While her fellow students carry on the work she began, Shifatu will start her residency in child neurology at Children’s National Hospital in Washington, D.C. It’s the next step in a dream she has carried with her since high school in Lagos.

“In Nigeria, you have to decide pretty much at the start of high school what you want to do, and I was interested in medicine because I liked science,” she said. Shifatu comes from a big family – she counts more than 70 cousins – and grew up surrounded by children. Becoming a pediatrician felt like a natural fit.

The neurology part, though, came as a bit of surprise. Shifatu first encountered child neurology during her third year at UVA, when students rotate through different departments, and she loved it right away.

“I fell in love with neurology, which I really was not expecting,” she said. “You see things that no one else in the hospital really sees, and it’s all about thinking about problems in different ways and coming up with solutions. It’s Sherlock Holmes mystery-solving, in a way.”

As a child neurologist, Shifatu will treat children with a range of neurological disorders, ranging from more common concerns like epilepsy to very rare genetic disorders.
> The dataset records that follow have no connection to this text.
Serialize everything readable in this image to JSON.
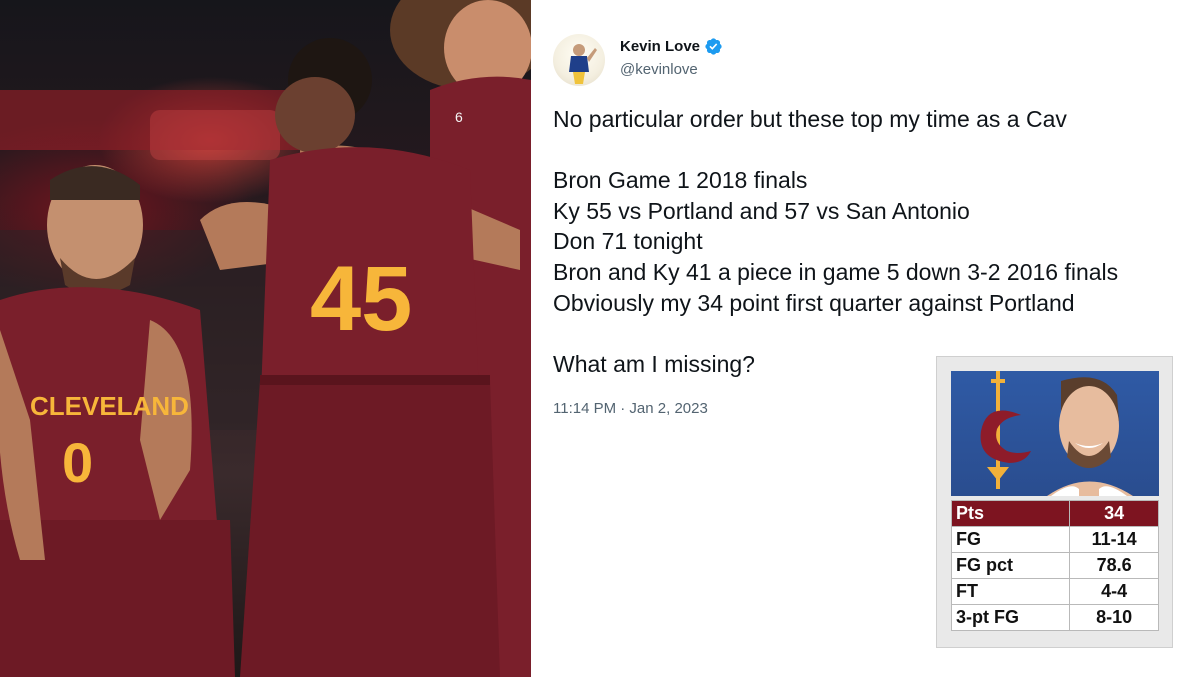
{
  "photo": {
    "jersey_left_team": "CLEVELAND",
    "jersey_left_number": "0",
    "jersey_center_number": "45",
    "colors": {
      "wine": "#7a1f2b",
      "gold": "#f7b63a"
    }
  },
  "tweet": {
    "author_name": "Kevin Love",
    "author_handle": "@kevinlove",
    "verified": true,
    "lines": [
      "No particular order but these top my time as a Cav",
      "",
      "Bron Game 1 2018 finals",
      "Ky 55 vs Portland and 57 vs San Antonio",
      "Don 71 tonight",
      "Bron and Ky 41 a piece in game 5 down 3-2 2016 finals",
      "Obviously my 34 point first quarter against Portland",
      "",
      "What am I missing?"
    ],
    "timestamp": "11:14 PM · Jan 2, 2023",
    "colors": {
      "text": "#0f1419",
      "secondary": "#536471",
      "verified": "#1d9bf0"
    }
  },
  "stat_card": {
    "header": {
      "label": "Pts",
      "value": "34"
    },
    "rows": [
      {
        "label": "FG",
        "value": "11-14"
      },
      {
        "label": "FG pct",
        "value": "78.6"
      },
      {
        "label": "FT",
        "value": "4-4"
      },
      {
        "label": "3-pt FG",
        "value": "8-10"
      }
    ],
    "colors": {
      "header": "#7d1420",
      "background": "#2f5aa5"
    }
  }
}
Because the disorders are often long-term or life-long, child neurologists frequently work with a child from infancy through young adulthood.

“It’s very eye-opening, as a physician, to have these long-term relationships and really be a voice for them and their families,” Shifatu said.

She is particularly excited to be at Children’s National, which treats patients from all over the world and has a particularly diverse team.

“It’s a phenomenal hospital, and I will get to work with people from so many different backgrounds,” she said. “It feels like a great fit.”